Vivek Shandas, lead researcher on the paper, which focused on data from Portland, has worked with Los Angeles stakeholders on the same issue. He said there is significant temperature variation from one neighborhood to the next in LA. This may not come as a surprise to longtime Angelenos, but the urban heat island effect—that a city is hotter than its rural surroundings—combined with a steadily warming overall climate means within an already blistering set of neighborhoods, such as in central and eastern Los Angeles, there could be up to a 20-degree variation because of several factors including a lack of trees.

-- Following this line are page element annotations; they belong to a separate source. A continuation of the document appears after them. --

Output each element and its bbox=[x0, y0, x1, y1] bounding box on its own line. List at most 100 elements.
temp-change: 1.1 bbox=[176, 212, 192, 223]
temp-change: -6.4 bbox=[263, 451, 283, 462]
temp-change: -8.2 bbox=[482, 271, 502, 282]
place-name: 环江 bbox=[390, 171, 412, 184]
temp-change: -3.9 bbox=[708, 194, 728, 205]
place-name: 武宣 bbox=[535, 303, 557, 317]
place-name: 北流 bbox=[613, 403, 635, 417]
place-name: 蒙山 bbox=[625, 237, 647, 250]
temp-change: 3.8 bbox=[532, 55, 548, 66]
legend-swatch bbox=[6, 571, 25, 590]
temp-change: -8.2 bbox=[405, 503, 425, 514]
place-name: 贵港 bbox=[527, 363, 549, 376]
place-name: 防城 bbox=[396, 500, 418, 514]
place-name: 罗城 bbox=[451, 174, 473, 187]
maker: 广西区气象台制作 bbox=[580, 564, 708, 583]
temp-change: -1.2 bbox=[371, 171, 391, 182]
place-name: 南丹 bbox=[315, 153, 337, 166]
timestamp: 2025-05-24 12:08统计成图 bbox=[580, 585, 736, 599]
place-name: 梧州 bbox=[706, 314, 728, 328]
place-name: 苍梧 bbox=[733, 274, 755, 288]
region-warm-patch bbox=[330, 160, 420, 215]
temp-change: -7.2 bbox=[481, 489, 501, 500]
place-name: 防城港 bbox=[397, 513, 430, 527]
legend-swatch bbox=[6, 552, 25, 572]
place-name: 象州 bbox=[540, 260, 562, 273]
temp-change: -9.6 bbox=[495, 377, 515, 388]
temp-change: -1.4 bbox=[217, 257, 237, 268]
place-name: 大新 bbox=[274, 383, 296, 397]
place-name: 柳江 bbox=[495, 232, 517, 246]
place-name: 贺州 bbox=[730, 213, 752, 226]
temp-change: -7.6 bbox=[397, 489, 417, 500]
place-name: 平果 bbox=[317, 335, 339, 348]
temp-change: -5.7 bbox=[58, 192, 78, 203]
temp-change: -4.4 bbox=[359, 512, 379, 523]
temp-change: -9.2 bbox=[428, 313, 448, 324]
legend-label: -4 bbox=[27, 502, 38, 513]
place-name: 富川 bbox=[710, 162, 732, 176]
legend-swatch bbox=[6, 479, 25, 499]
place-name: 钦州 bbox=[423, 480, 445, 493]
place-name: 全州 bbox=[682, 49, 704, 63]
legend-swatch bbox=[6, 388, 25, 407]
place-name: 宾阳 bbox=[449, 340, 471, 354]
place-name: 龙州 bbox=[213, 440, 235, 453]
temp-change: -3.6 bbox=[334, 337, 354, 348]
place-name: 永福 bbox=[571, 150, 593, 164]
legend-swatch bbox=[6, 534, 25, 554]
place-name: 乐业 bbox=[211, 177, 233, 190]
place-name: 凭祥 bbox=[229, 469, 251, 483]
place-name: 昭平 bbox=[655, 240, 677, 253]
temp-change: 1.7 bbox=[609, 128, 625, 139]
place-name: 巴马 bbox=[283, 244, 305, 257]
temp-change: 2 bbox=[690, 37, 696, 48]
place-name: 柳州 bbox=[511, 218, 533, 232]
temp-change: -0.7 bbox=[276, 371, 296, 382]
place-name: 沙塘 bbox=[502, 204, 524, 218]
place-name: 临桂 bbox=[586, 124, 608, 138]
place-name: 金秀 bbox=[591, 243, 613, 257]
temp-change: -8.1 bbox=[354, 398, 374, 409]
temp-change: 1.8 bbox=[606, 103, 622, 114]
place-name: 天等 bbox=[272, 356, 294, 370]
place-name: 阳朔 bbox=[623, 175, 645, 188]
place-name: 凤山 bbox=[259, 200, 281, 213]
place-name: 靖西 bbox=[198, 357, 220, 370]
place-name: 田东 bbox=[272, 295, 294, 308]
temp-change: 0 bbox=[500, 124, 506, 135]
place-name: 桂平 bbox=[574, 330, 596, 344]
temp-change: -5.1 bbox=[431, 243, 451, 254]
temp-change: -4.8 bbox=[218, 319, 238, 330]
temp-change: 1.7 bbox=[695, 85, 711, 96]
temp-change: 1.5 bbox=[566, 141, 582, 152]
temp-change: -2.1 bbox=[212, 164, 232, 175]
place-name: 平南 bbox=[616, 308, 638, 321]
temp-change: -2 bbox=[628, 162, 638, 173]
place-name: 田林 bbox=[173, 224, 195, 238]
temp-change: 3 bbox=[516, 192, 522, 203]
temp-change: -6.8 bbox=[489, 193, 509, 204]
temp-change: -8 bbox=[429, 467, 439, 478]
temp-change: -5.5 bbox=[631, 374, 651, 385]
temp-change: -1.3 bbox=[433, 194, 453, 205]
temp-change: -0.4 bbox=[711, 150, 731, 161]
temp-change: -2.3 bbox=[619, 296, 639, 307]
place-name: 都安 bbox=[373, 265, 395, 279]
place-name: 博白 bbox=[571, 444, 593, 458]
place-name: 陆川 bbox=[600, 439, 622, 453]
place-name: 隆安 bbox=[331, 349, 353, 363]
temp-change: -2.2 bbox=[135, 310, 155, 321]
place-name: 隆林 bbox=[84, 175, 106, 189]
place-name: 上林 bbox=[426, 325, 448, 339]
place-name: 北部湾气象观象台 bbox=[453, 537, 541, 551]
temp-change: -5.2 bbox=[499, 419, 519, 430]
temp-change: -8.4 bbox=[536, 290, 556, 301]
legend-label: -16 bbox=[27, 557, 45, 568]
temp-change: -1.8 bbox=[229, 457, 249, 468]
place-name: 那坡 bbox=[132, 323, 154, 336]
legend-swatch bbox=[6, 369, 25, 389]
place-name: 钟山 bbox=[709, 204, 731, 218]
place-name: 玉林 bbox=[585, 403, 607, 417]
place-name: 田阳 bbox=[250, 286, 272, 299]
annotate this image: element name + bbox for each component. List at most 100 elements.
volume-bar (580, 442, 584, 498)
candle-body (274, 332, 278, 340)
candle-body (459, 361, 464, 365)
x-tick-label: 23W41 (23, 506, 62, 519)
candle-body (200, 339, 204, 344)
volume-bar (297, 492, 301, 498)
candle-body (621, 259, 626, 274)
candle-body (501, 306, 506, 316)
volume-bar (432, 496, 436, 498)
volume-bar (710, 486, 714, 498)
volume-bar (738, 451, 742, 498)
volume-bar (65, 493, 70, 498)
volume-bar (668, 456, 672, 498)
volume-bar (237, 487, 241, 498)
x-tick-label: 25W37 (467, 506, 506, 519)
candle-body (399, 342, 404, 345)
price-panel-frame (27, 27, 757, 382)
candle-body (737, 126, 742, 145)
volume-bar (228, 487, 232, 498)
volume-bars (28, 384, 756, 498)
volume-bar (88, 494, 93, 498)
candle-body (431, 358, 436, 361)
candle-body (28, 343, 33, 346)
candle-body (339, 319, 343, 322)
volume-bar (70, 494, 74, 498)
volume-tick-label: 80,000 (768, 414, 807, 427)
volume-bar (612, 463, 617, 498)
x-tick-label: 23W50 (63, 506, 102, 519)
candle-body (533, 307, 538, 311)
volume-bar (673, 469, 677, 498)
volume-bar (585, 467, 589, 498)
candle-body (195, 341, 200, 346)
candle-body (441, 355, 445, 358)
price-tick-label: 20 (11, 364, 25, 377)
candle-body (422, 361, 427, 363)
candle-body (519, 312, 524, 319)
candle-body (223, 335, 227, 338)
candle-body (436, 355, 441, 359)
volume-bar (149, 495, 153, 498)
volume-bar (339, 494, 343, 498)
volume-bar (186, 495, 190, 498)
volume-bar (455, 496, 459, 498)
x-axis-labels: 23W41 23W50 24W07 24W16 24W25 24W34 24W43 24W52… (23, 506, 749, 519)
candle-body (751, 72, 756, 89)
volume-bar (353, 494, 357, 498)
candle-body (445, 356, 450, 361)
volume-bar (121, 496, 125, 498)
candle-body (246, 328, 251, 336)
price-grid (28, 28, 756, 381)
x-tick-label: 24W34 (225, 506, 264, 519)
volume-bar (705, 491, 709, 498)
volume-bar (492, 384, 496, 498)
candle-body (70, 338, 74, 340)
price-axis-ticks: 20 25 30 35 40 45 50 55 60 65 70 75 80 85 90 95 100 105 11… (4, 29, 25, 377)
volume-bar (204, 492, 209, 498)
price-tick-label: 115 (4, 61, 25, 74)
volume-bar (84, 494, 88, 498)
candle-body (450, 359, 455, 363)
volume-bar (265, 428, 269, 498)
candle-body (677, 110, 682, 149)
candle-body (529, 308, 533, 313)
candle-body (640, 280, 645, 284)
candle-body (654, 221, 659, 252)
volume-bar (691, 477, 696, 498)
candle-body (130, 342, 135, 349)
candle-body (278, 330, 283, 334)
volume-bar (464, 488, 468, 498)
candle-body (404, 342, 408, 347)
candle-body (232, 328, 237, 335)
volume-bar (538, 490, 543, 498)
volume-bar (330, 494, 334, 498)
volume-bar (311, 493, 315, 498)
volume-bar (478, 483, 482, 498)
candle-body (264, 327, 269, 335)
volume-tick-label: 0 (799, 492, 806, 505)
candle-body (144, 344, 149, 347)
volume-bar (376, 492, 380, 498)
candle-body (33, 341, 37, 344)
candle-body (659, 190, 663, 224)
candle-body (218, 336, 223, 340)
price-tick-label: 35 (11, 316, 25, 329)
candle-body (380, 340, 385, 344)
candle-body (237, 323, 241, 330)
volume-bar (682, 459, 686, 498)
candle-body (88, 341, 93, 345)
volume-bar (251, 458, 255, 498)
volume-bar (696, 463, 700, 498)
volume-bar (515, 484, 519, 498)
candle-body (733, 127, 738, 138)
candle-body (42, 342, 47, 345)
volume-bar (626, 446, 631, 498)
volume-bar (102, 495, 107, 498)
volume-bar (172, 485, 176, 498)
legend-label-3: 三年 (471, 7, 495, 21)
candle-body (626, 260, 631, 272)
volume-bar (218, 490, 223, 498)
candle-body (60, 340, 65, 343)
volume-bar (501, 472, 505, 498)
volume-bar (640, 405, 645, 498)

“And that, for particularly communities that don’t have a lot of access to cooling resources, that could be a difference between life and death,” Shandas said. “Especially for those living in second, third, fourth story buildings without air conditioning. We’ve seen that being a major [potential for] fatality.”

Critics of the push to plant this many trees point to the potential increase in water usage in a region that is already water insecure.

“It is important to consider the water footprint that trees (and grass) have and that Los Angeles is an arid region,” said Jeremy Pal, an environmental engineer at Loyola Marymount University. “Getting water to LA uses massive amounts of energy [which creates] greenhouse gases. I know this is not as popular, but I prefer reflective surfaces and xeriscaping as a solution to heat islands over planting trees because of the water-energy footprint.”

The city and county intend to address that increase in water demand partly through revenues from Measure W, a county parcel tax passed in 2018, that will be used to capture stormwater that currently empties into the ocean.

Michele Romolini, managing director of the Center for Urban Resilience pointed out that, although it might seem counterintuitive, in the long run, trees save water.

“We lose so much of our water to runoff,” she said. “leaves actually slow down water as it falls from the sky and then it kind of trickle[s] down the trunk and is absorbed into the roots and the root systems … So we’re not losing some of the water that’s coming into the system, even though they do take water to grow, obviously.”

Romolini added that people feel connected to trees in their communities in ways that they do not with reflective surfaces.

According to Rachel Malarich, the trees that the city is giving away are not native species but are drought resistant and require less water than some native trees once they are established. She also pointed to the social benefits of having more trees like lower obesity and asthma rates in high-canopy neighborhoods.

“A huge factor for me is that trees help us feel more connected to each other and in our communities,” Malarich said. “What has always driven my work is making sure that this resource is part of our public infrastructure and it plays such a huge role in making our communities livable, fun, safe. That’s something that should be equally accessed by all Angelenos.”

Los Angeles distributes young trees at regular events through City Plants, a public-private partnership. City Plants partners advise homeowners on tree selection and deliver saplings free of charge.